Un videojuego retro muestra resultados prometedores para recuperar la movilidad del brazo tras un ACV

Un videojuego retro muestra resultados prometedores para recuperar la movilidad del brazo tras un ACV

Un estudio encontró que un videojuego diseñado para reentrenar los músculos del brazo permitió mejorar significativamente la movilidad de personas que habían sufrido un accidente cerebrovascular. Los avances continuaron incluso después de finalizada la terapia.

La rehabilitación después de un accidente cerebrovascular (ACV) podría sumar una herramienta innovadora y poco convencional: los videojuegos. Un equipo de investigadores de Estados Unidos desarrolló un sistema de entrenamiento basado en un videojuego de estética retro que ayuda a recuperar la función de los brazos afectados por un ACV mediante ejercicios específicos de coordinación muscular.

Los resultados, publicados en la revista Neurorehabilitation and Neural Repair, mostraron mejoras significativas en la movilidad y el control muscular de los participantes, incluso meses después de completar el tratamiento.

Cómo funciona el sistema

El videojuego propone desafíos sencillos inspirados en los clásicos juegos de los años 90. Por ejemplo, los participantes deben controlar un helicóptero virtual y dirigirlo hacia objetivos en movimiento utilizando la actividad de los músculos de su brazo afectado.

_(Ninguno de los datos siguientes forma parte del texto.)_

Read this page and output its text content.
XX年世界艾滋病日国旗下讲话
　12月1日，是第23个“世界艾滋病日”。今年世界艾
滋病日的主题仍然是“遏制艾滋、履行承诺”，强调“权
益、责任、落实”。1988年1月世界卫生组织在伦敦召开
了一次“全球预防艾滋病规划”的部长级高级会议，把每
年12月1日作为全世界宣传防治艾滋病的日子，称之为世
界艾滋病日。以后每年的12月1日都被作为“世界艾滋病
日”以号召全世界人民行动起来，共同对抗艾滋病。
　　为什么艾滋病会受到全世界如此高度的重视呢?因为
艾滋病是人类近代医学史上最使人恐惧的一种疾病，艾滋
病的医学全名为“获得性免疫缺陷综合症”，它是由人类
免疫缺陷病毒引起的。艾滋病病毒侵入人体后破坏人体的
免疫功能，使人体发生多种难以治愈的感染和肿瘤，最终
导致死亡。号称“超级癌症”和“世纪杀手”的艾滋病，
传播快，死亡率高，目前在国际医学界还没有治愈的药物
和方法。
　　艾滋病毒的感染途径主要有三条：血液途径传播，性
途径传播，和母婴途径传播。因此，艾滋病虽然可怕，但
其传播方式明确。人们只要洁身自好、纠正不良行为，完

Para ello, se coloca un pequeño dispositivo sobre la piel que registra las señales eléctricas generadas por los músculos durante el movimiento. Esa información se traduce en comandos que permiten controlar el videojuego.

El objetivo no es únicamente jugar, sino entrenar al cerebro y al sistema muscular para que vuelvan a coordinarse correctamente tras el daño neurológico provocado por el ACV.

Reentrenar músculos que dejaron de trabajar de forma independiente

Después de un accidente cerebrovascular, muchas personas desarrollan movimientos involuntarios o descoordinados debido a que las señales cerebrales llegan de manera alterada a distintos grupos musculares.

Esto suele provocar que músculos que deberían actuar por separado se contraigan simultáneamente, dificultando acciones tan simples como extender el brazo o alcanzar un objeto.

El videojuego fue diseñado precisamente para corregir ese problema. A medida que el paciente avanza en los niveles, debe aprender a activar determinados músculos de forma independiente, fortaleciendo conexiones neurológicas que habían quedado deterioradas.

Resultados alentadores

El estudio incluyó a 59 personas que habían sufrido un ACV. Los participantes fueron divididos en distintos grupos de entrenamiento y realizaron sesiones de 90 minutos diarios durante seis semanas.

Los investigadores observaron que todos los grupos que utilizaron el sistema mejoraron notablemente más que quienes realizaron una terapia simulada.

En particular, uno de los grupos logró mejoras casi ocho veces superiores a las registradas en el grupo de control.

Además, los beneficios no desaparecieron al finalizar el programa. Los participantes continuaron mostrando progresos en la función del brazo durante el seguimiento posterior.

Beneficios físicos y motivacionales

Los investigadores destacan que uno de los aspectos más valiosos de la propuesta es que transforma ejercicios repetitivos de rehabilitación en una actividad más atractiva y entretenida.

Muchos participantes manifestaron haber disfrutado de la experiencia y señalaron beneficios tanto físicos como emocionales.

Según los autores, la posibilidad de realizar gran parte del entrenamiento en el hogar también podría facilitar el acceso a la rehabilitación para personas con dificultades de movilidad o limitaciones para asistir frecuentemente a centros especializados.

Una tecnología con potencial de crecimiento

El equipo científico ya trabaja en nuevas versiones del dispositivo, que incorporarán tecnología inalámbrica y videojuegos más sofisticados para mejorar la experiencia de los usuarios.

Además, los investigadores planean extender el sistema a la rehabilitación de las piernas, con el objetivo de ayudar también a recuperar la capacidad de caminar tras un ACV.

Si futuros estudios confirman estos resultados, esta tecnología podría convertirse en una herramienta complementaria para potenciar la recuperación funcional de miles de personas que cada año enfrentan las secuelas de un accidente cerebrovascular.